Gamarci and FFI have begun a condor conservation project (hence the scientists), and it may well be this effort that saves the birds from extinction.
These days Gamarci spends what time he can at La Querencia, two weeks here, a month there, as his schedule permits. On the farm he is able to leave business behind and take up his role as a kind of gentleman conservationist. He spends days riding the range, either by horse or by all-terrain vehicle, checking roads, measuring precipitation, monitoring the condition of the wild cows and the other animals under his protection, visiting the condor nesting grounds. “Yes, they might seem like slow days, but it actually takes up a lot of time. There’s a lot of ground to cover.”

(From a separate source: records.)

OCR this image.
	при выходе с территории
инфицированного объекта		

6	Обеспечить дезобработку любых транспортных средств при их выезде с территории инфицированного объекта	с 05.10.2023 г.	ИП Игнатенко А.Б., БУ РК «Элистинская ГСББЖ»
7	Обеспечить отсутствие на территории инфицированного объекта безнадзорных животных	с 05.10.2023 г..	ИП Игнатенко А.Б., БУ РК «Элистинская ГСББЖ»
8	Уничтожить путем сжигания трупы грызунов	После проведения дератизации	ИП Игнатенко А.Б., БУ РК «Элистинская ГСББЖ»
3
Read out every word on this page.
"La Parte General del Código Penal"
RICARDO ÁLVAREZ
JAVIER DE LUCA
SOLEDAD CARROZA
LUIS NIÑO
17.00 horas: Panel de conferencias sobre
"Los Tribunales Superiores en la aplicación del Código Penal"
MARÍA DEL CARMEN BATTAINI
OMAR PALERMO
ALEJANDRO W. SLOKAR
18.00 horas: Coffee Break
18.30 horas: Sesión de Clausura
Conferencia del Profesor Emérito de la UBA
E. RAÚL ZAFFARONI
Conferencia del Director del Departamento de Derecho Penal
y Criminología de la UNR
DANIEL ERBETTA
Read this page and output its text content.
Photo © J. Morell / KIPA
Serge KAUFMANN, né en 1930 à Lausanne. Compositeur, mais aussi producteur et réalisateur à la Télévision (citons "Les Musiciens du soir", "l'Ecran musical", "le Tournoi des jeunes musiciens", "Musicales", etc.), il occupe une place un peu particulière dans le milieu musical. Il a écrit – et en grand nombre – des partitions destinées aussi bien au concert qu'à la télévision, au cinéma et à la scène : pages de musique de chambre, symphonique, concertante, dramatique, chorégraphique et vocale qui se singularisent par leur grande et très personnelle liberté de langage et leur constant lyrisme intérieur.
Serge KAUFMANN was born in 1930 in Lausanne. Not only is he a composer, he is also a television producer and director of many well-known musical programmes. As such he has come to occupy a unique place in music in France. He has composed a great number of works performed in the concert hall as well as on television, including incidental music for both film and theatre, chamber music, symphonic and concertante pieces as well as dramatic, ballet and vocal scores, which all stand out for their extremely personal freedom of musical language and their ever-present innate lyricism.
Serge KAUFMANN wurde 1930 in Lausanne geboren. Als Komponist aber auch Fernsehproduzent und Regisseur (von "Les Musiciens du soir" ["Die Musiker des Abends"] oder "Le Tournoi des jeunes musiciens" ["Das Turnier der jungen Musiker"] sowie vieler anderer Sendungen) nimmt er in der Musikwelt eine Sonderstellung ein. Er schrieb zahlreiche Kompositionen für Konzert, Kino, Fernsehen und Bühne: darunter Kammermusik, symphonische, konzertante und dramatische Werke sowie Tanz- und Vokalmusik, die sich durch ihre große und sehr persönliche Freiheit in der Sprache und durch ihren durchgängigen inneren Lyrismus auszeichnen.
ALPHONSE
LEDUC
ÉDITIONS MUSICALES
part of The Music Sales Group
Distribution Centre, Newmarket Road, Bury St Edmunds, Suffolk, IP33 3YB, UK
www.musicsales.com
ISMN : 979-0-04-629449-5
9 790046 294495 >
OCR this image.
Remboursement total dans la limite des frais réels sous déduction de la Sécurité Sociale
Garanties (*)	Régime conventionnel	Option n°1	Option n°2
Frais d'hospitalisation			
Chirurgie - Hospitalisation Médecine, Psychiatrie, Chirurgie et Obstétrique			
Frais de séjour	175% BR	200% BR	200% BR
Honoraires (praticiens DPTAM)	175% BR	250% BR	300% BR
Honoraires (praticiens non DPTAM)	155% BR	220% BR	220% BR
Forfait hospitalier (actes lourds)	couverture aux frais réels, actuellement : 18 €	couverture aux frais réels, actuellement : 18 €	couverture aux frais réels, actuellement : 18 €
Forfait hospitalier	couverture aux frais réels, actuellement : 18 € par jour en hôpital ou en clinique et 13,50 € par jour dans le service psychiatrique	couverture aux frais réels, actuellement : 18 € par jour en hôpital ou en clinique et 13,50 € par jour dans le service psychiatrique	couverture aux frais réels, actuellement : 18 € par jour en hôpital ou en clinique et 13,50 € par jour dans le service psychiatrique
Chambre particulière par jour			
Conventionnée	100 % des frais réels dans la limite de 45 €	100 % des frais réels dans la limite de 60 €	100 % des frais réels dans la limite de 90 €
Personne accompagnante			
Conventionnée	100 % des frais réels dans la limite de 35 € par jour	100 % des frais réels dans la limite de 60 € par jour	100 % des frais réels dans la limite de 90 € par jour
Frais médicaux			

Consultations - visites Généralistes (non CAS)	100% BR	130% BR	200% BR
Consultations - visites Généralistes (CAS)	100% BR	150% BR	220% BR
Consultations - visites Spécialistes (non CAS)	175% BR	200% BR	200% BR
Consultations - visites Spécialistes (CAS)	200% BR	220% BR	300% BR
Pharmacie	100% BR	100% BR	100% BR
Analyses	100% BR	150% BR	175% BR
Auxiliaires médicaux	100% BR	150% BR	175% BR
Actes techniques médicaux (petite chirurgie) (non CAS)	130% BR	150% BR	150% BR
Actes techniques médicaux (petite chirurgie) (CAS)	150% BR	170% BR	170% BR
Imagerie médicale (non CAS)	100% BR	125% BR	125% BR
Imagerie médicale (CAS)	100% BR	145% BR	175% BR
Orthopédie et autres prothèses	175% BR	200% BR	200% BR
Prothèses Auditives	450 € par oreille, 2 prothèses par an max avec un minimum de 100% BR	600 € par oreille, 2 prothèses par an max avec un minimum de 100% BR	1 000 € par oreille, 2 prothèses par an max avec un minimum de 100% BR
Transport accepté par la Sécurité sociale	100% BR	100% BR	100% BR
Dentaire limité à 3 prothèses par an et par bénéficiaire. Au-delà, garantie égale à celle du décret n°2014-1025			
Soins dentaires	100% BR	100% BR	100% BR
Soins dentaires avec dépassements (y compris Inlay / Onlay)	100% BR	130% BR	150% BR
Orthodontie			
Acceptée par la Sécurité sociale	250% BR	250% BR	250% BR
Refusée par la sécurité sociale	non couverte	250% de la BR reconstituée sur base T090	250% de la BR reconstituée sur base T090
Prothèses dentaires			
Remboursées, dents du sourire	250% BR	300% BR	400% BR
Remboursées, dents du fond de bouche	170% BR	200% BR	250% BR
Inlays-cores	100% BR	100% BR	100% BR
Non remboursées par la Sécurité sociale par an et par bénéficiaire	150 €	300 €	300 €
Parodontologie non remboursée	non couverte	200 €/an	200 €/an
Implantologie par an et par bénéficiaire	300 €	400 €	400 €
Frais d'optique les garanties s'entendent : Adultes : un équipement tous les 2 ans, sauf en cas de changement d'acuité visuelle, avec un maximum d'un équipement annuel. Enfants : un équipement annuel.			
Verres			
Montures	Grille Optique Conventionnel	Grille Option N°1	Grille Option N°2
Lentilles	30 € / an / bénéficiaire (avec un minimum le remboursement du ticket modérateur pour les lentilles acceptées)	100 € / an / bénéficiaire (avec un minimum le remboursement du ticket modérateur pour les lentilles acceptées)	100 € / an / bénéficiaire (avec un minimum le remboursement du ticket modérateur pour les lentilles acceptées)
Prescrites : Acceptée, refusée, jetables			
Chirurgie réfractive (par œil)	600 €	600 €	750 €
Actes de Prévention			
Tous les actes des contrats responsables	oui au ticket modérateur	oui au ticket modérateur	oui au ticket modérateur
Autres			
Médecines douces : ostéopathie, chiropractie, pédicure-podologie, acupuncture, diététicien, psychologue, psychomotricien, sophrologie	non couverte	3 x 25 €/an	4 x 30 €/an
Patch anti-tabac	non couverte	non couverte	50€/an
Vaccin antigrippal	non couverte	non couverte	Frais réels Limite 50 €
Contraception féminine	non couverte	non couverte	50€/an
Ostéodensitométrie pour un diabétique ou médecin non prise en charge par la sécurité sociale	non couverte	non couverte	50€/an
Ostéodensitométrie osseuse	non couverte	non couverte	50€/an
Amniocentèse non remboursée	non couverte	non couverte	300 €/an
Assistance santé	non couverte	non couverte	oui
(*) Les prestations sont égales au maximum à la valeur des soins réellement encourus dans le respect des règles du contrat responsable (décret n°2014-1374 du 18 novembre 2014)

George Lee knows the land even better than his father does, having made week-long solo excursions to the farm’s remotest territory. “The scale of the place is pretty hard to comprehend. To this day, there are places I’ve never been to on our own property,” he says. “Every time I go out, I always see something that makes me sit back in amazement. The wildlife is truly extraordinary. I’ve run into wild horses that can knock your socks off. And when you see the condors flying overhead — I’ve seen thirty or forty at a time — they’re so enormous that you can actually hear the wind going over their wings. It’s a nature lover’s dream.”
Gamarci, who is sixty-four, was born the eldest son of a tax collector in northern Argentina. He spent some of his peripatetic youth living blocks away from the jungle, from monkeys and toucans and “snakes that weighed as much as a horse.” Apart from this unusual origin, his success story resembles that of many a Greenwich executive. He joined Lloyds Bank when he was twenty, worked insane hours, and eventually headed the bank’s North American operation from New York City. Later, Gamarci oversaw UBS’s investment banking interests in Latin America. In recent years he has turned to mining. At present he sits on the board of a large mining investment company and runs a small firm that hunts for (but does not extract) gold and uranium.
In 1978, fairly early in his thirty-year career at Lloyds, Gamarci moved to Greenwich with his wife, Elisea, and two young children, Juliet and George Lee. Today Jorge and Elisea live in a simple cream-colored house off Round Hill Road. Driving past the house on its ungated lot, one would never suspect that the man who lives there is quite possibly the greatest land owner in town. Nor does Gamarci himself give off the least whiff of self-importance. He is courtly and modest, a discreet talker. Only when a friend spilled the beans about Gamarci’s grand passion to Greenwich Magazine’s editor (which was how this article came into being) did he permit himself to expand on it.